Despite this known deficiency of learning data, with the large quantities of electronic texts and increasing computational power, computational linguists have in the last two decades sought meaning in the enormous amount of co-occurrence information found in corpora. Applications of this idea can be found, for instances, in corpus-based statistical methods like Latent Dirichlet Allocation (LDA) (Blei et al., 2003), Latent Semantic Analysis (LSA) (Landauer & Dumais, 2003; McNamara, 2011), text clustering (Feldman & Sanger, 2006; Jain, 1999; Massey, 2003) and document classification (Qi & Davison, 2009; Sebastiani, 2002).

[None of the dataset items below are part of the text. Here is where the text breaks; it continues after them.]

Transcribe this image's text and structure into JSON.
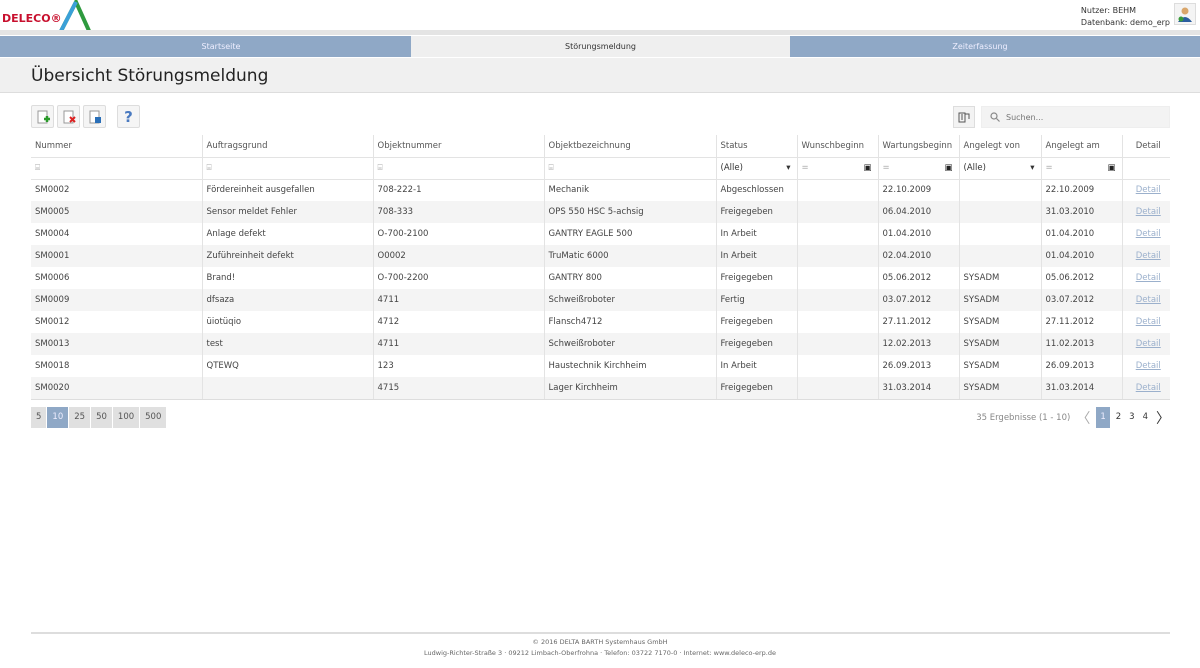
{
  "header": {
    "logo": "DELECO®",
    "user_label": "Nutzer: BEHM",
    "db_label": "Datenbank: demo_erp"
  },
  "nav": {
    "tabs": [
      {
        "label": "Startseite",
        "active": false
      },
      {
        "label": "Störungsmeldung",
        "active": true
      },
      {
        "label": "Zeiterfassung",
        "active": false
      }
    ]
  },
  "page_title": "Übersicht Störungsmeldung",
  "search": {
    "placeholder": "Suchen..."
  },
  "columns": [
    "Nummer",
    "Auftragsgrund",
    "Objektnummer",
    "Objektbezeichnung",
    "Status",
    "Wunschbeginn",
    "Wartungsbeginn",
    "Angelegt von",
    "Angelegt am",
    "Detail"
  ],
  "filters": {
    "status": "(Alle)",
    "angelegt_von": "(Alle)",
    "date_op": "="
  },
  "rows": [
    [
      "SM0002",
      "Fördereinheit ausgefallen",
      "708-222-1",
      "Mechanik",
      "Abgeschlossen",
      "",
      "22.10.2009",
      "",
      "22.10.2009",
      "Detail"
    ],
    [
      "SM0005",
      "Sensor meldet Fehler",
      "708-333",
      "OPS 550 HSC 5-achsig",
      "Freigegeben",
      "",
      "06.04.2010",
      "",
      "31.03.2010",
      "Detail"
    ],
    [
      "SM0004",
      "Anlage defekt",
      "O-700-2100",
      "GANTRY EAGLE 500",
      "In Arbeit",
      "",
      "01.04.2010",
      "",
      "01.04.2010",
      "Detail"
    ],
    [
      "SM0001",
      "Zuführeinheit defekt",
      "O0002",
      "TruMatic 6000",
      "In Arbeit",
      "",
      "02.04.2010",
      "",
      "01.04.2010",
      "Detail"
    ],
    [
      "SM0006",
      "Brand!",
      "O-700-2200",
      "GANTRY 800",
      "Freigegeben",
      "",
      "05.06.2012",
      "SYSADM",
      "05.06.2012",
      "Detail"
    ],
    [
      "SM0009",
      "dfsaza",
      "4711",
      "Schweißroboter",
      "Fertig",
      "",
      "03.07.2012",
      "SYSADM",
      "03.07.2012",
      "Detail"
    ],
    [
      "SM0012",
      "üiotüqio",
      "4712",
      "Flansch4712",
      "Freigegeben",
      "",
      "27.11.2012",
      "SYSADM",
      "27.11.2012",
      "Detail"
    ],
    [
      "SM0013",
      "test",
      "4711",
      "Schweißroboter",
      "Freigegeben",
      "",
      "12.02.2013",
      "SYSADM",
      "11.02.2013",
      "Detail"
    ],
    [
      "SM0018",
      "QTEWQ",
      "123",
      "Haustechnik Kirchheim",
      "In Arbeit",
      "",
      "26.09.2013",
      "SYSADM",
      "26.09.2013",
      "Detail"
    ],
    [
      "SM0020",
      "",
      "4715",
      "Lager Kirchheim",
      "Freigegeben",
      "",
      "31.03.2014",
      "SYSADM",
      "31.03.2014",
      "Detail"
    ]
  ],
  "page_sizes": [
    "5",
    "10",
    "25",
    "50",
    "100",
    "500"
  ],
  "selected_page_size": "10",
  "pager": {
    "summary": "35 Ergebnisse (1 - 10)",
    "pages": [
      "1",
      "2",
      "3",
      "4"
    ],
    "current": "1"
  },
  "footer": {
    "line1": "© 2016 DELTA BARTH Systemhaus GmbH",
    "line2": "Ludwig-Richter-Straße 3 · 09212 Limbach-Oberfrohna · Telefon: 03722 7170-0 · Internet: www.deleco-erp.de"
  },
  "colors": {
    "accent": "#8fa8c6",
    "logo_red": "#c8102e"
  }
}
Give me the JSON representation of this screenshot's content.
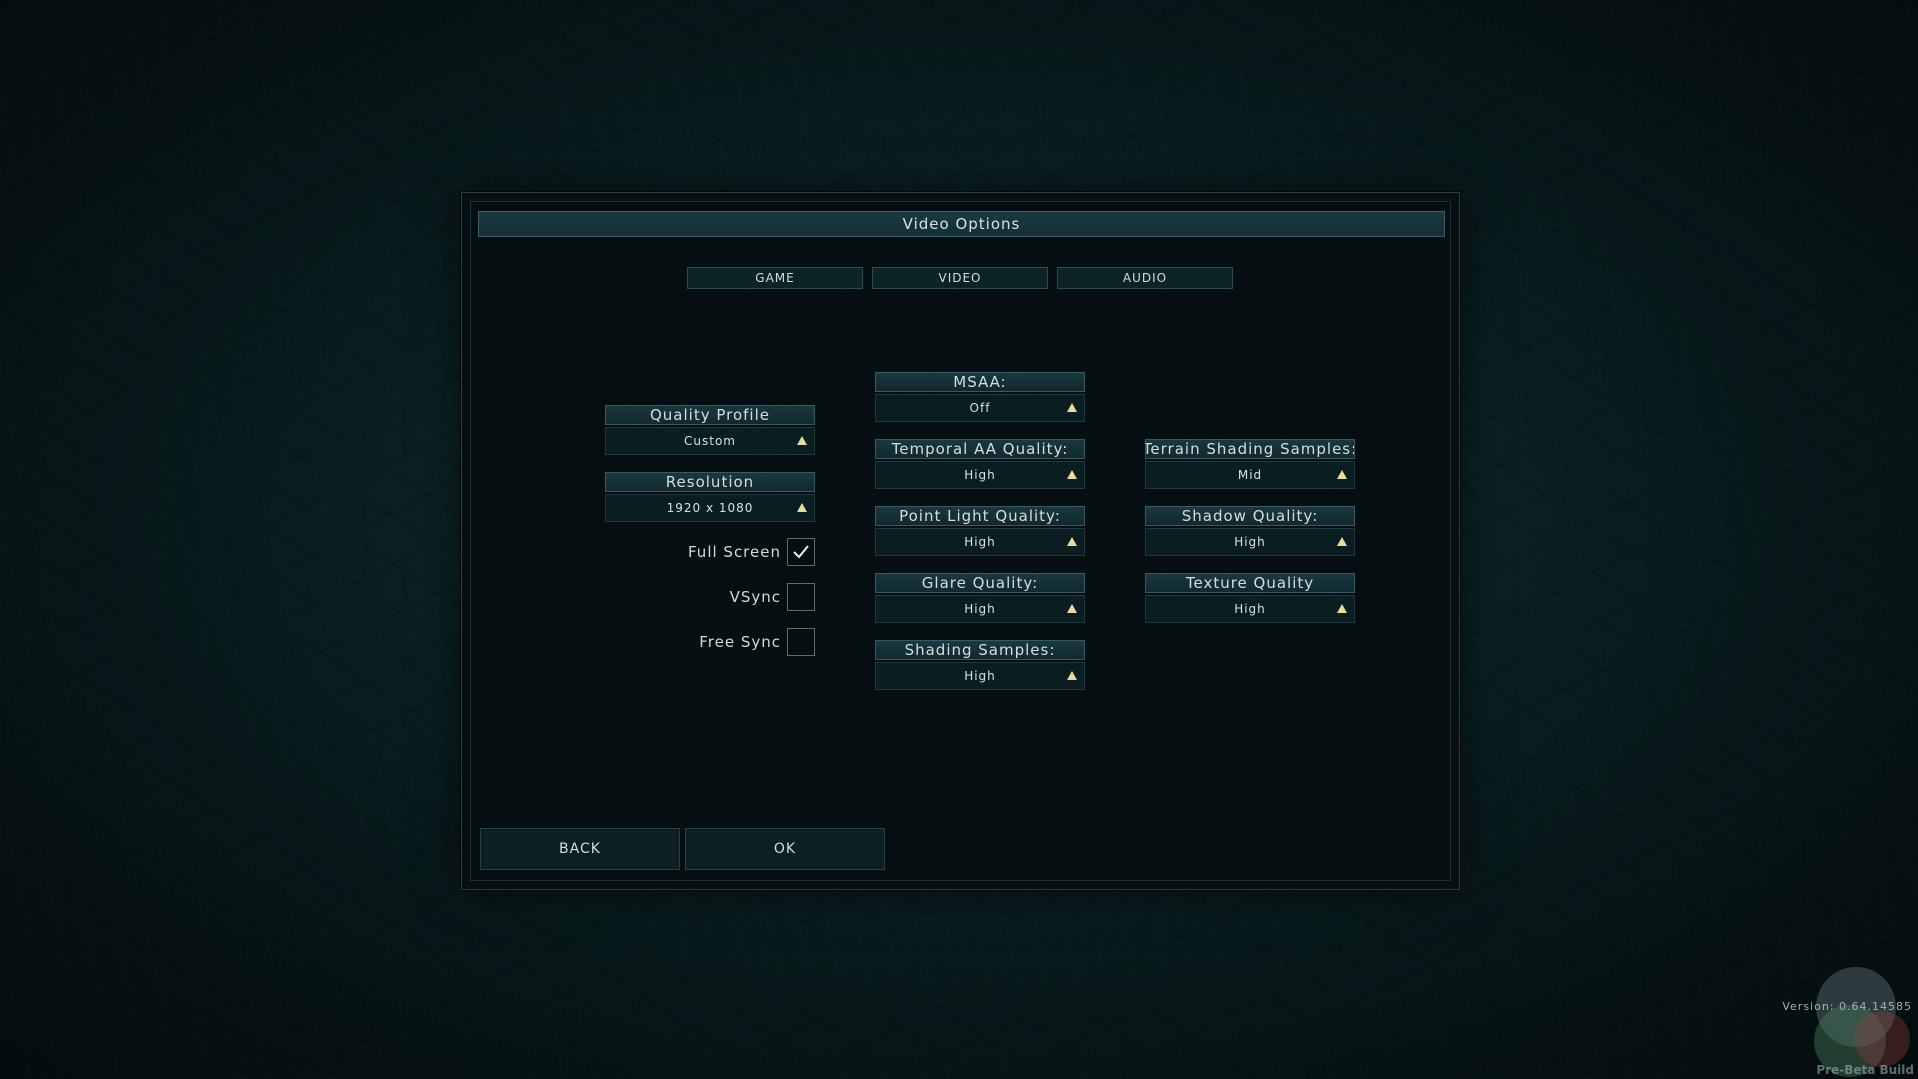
{
  "dialog": {
    "title": "Video Options"
  },
  "tabs": [
    {
      "label": "GAME"
    },
    {
      "label": "VIDEO"
    },
    {
      "label": "AUDIO"
    }
  ],
  "fields": {
    "quality_profile": {
      "label": "Quality Profile",
      "value": "Custom"
    },
    "resolution": {
      "label": "Resolution",
      "value": "1920 x 1080"
    },
    "msaa": {
      "label": "MSAA:",
      "value": "Off"
    },
    "temporal_aa": {
      "label": "Temporal AA Quality:",
      "value": "High"
    },
    "point_light": {
      "label": "Point Light Quality:",
      "value": "High"
    },
    "glare": {
      "label": "Glare Quality:",
      "value": "High"
    },
    "shading_samples": {
      "label": "Shading Samples:",
      "value": "High"
    },
    "terrain_shading": {
      "label": "Terrain Shading Samples:",
      "value": "Mid"
    },
    "shadow": {
      "label": "Shadow Quality:",
      "value": "High"
    },
    "texture": {
      "label": "Texture Quality",
      "value": "High"
    }
  },
  "checkboxes": {
    "full_screen": {
      "label": "Full Screen",
      "checked": true
    },
    "vsync": {
      "label": "VSync",
      "checked": false
    },
    "free_sync": {
      "label": "Free Sync",
      "checked": false
    }
  },
  "buttons": {
    "back": "BACK",
    "ok": "OK"
  },
  "footer": {
    "version": "Version: 0.64.14585",
    "build_label": "Pre-Beta Build"
  },
  "colors": {
    "accent_arrow": "#e8dc9c",
    "panel_bg": "#050e10",
    "title_bar": "#1a3a40"
  }
}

Although interesting from a technological application point of view, these techniques are unlikely to be representative of the human cognitive processes of language understanding. Indeed, it is implausible that humans achieve understanding by relying on the presence of large quantities of documents in some sort of mental corpora, or learn by observing and generalizing on thousands of previously classified exemplars. One might claim that reproduction of natural processes or biological plausibility is not a requirement for Artificial Intelligence (AI) or Natural Language Understanding (NLU). On the contrary, one might argue that biological and human cognitive processes might be a valuable source of inspiration for research. It is the position taken in this paper. In that regard, instead of investigating artificial intelligence, we rather study natural intelligence and the underlying cognitive processes involved in language understanding.
There are also real and important practical reasons to motivate our alternative approach. The first one is that existing techniques, by relying on large datasets, are tightly coupled with this data. Coupling is generally recognized as an undesirable situation in software engineering, because it causes modules inter-dependence and greatly increases the complexity of maintenance (Pressman, 2004). Similarly in machine learning and artificial intelligence, dependence on data makes intelligent systems less robust and adaptive when facing changing situations, since they are built according to a static specification and specific view of the world represented by the data (Massey, 2005, 2008). However, human language and conceptualizations are constantly changing (Steels, 2006). It therefore appears futile to statistically induce concepts and meaning from large language datasets (Steels, 2007). The second (and related) problem is autonomy (the ability to function without human intervention). Existing systems, by depending on learning from large collections of language data, are not autonomous since this data must be collected, organized and otherwise prepared by humans. Moreover, following deployment, such systems must be maintained – that is, re-trained on new datasets - when the environment changes. Supervised learning systems are particularly susceptible to this situation, but unsupervised methods are not immune either since they require all sorts of human interventions, for example parameter settings and labeling of extracted clusters. It doesn’t seem to make much sense that so-called intelligent systems would be lacking both autonomy and adaptability, two qualities most people would surely expect to observe from anything qualified of ‘intelligent.’